Duke Energy Florida residential ratepayers will not have to pay about $75 a year each in surcharges to restore power and cover damages the utility absorbed during Hurricane Michael’s Category 5 romp across the Panhandle last October.
The Florida Public Service Commission [PSC] Tuesday agreed to allow Duke to use $223.5 million in savings from the 2017 Tax Cuts & Jobs Act to bolster its depleted storm reserve, following precedents set in similar agreements with Florida Power & Light [FPL] and Tampa Electric Co. over Hurricane Irma damages.

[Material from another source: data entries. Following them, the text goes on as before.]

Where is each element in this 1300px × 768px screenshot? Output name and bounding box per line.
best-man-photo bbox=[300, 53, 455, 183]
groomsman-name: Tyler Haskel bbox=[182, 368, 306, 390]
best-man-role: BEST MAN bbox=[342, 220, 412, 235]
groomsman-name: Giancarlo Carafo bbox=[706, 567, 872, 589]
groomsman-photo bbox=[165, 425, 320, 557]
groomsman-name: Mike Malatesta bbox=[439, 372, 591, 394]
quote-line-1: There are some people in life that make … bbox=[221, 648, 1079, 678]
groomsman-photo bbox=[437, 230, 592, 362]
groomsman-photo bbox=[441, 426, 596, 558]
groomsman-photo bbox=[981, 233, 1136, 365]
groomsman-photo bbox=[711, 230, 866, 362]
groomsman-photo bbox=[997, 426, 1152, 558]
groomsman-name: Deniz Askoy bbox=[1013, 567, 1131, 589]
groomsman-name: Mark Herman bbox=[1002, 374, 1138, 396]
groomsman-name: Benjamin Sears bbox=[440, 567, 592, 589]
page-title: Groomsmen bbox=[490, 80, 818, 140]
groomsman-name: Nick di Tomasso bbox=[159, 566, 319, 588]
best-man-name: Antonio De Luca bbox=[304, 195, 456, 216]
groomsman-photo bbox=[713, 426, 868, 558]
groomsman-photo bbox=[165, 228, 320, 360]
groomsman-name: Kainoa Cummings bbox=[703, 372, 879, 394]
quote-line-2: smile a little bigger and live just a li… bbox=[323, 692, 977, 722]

Duke, which provides electricity to approximately 1.8 million residential, commercial and industrial customers across central and north Florida, said it needed more than 5,500 out-of-state workers and suffered more than $200 million in damages in Michael’s wake.

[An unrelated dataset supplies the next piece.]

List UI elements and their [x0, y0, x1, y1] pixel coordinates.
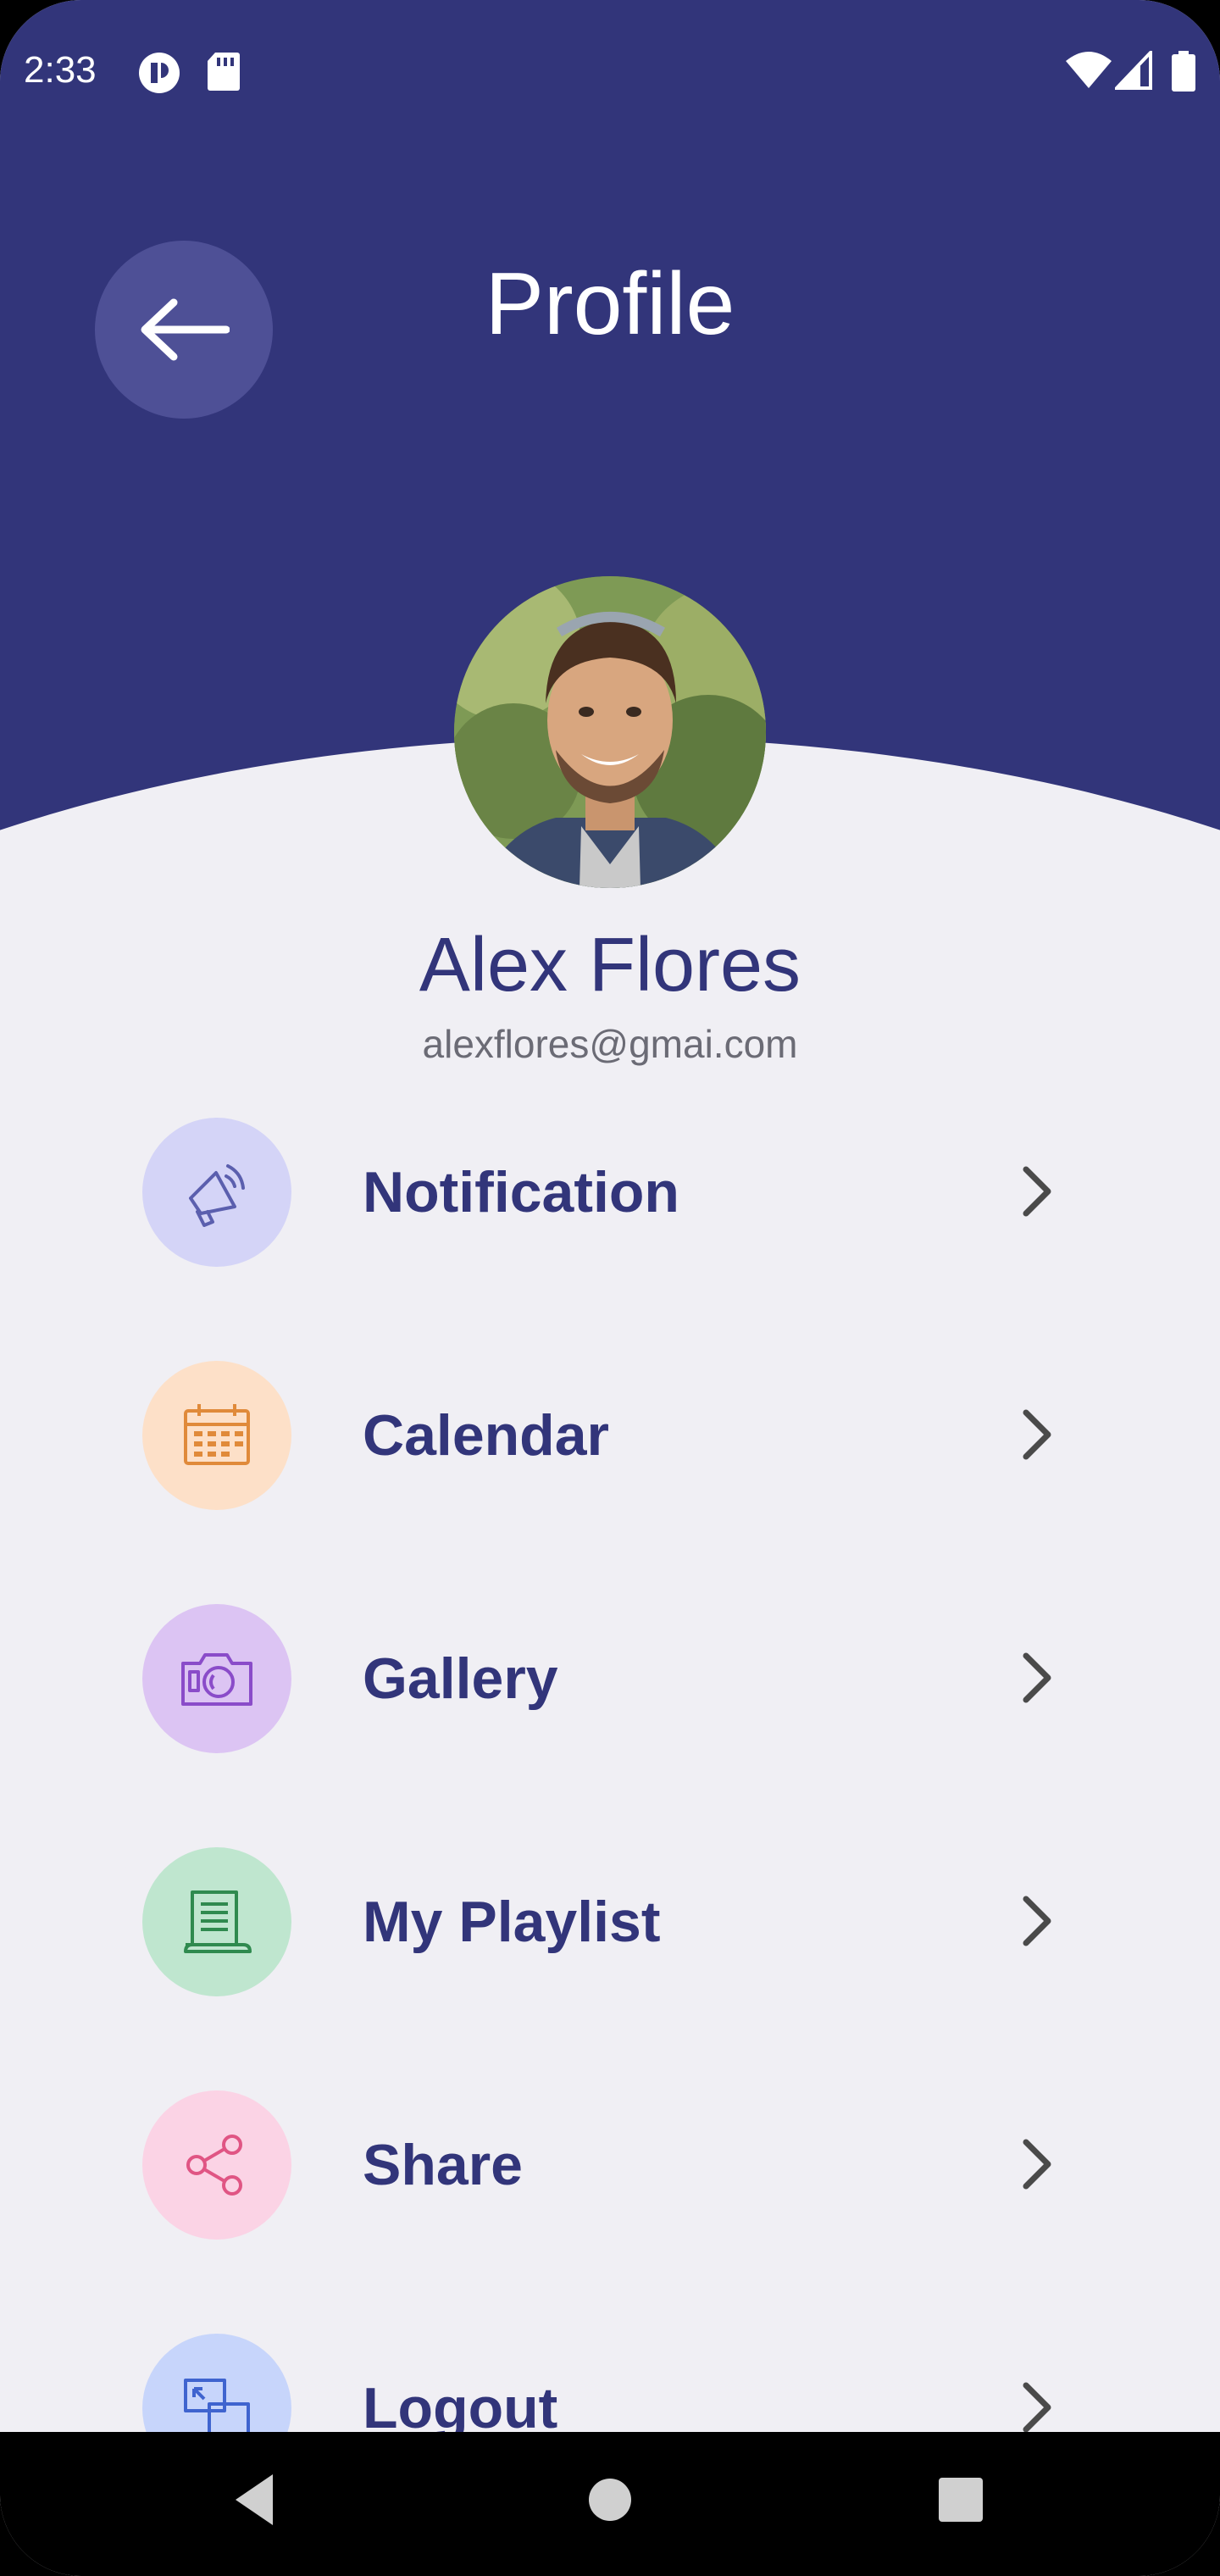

Had the PSC, the state commission which regulates utilities, not allowed Duke to “repurpose” savings from federal tax reform – which lowered corporate income tax rates from 35 to 21 percent – residential utility customers would have paid an additional $6.95 per 1,000 kWh of electricity on a typical monthly bill.
According to the U.S. Energy Information Administration, the average U.S. residential customer uses approximately 909 kWh per month of energy, or around 10,909 kWh per year. This would have amounted to about $76.45 a year for the “average” residential ratepayer.
“Ratepayers are getting a tremendous benefit here from the tax savings,” PSC Commissioner Julie Brown said, thanking the Charlotte, N.C.-based utility giant for its “collaboration” with state officials in documenting damages, costs and “repurposing” offer.
PSC’s Tuesday agenda originally included a review of FPL’s – Florida’s largest utility with more than 5 million customer accounts – costs to restore power after Hurricane Irma.
In May, the PSC agreed to allow FPL to keep $772 million in “windfall” tax savings to cover the $1.3 billion it says it spent to restore power following Hurricane Irma.
The ruling was opposed by the Florida Office of Public Counsel [OPC], Florida Retail Federation [FRF] and Florida Industrial Power Users [FIPUG], which had petitioned the PSC to enforce its own policy requiring utilities to share savings from 2017 tax reform.
The commission – against the advice of its staff, which recommended FPL deduct Irma costs but pass tax savings onto ratepayers – ruled FPL can use the money to replenish a reserve account used to pay for Hurricane Irma’s costs, which it estimated at $1.3 billion.
The OPC, which represents state ratepayers before the PSC, prevailed on the commission to require FPL to provide in greater detail its costs related to Irma, which stormed across a wide swath of the state in September 2017.
But on June 6, FPL and the OPC jointly filed a proposed settlement with the PSC.
“The agreement fairly and reasonably balances the interests of FPL’s customers and FPL,” FPL and the OPC said in a motion asking the PSC to approve the settlement.
“Approving the agreement is consistent with the commission’s long-standing policy of encouraging the settlement of contested proceedings in a manner that benefits the customers of utilities subject to the commission’s regulatory jurisdiction,” the motion reads.
“Accordingly,” it continues, “OPC and FPL submit that the agreement is in the public interest, and respectfully request that the commission review and approve the agreement in its entirety and without modification.”
The FRF and FIPUG, however, declined to sign off on the agreement without a hearing before the PSC.
Earlier this month, the PSC issued an order accommodating them, rescheduling the hearing for July 9.
“Due process requires that both FRF and FIPUG be given an adequate opportunity to review the settlement prior to taking a position on it,” the order said.
FPL maintains it used money from a reserve to pay Irma restoration costs and needs the tax savings to replenish its reserve. Replacing the expended reserve with the tax “windfall” will mean customers won’t have to pay for Irma recovery costs, FPL said.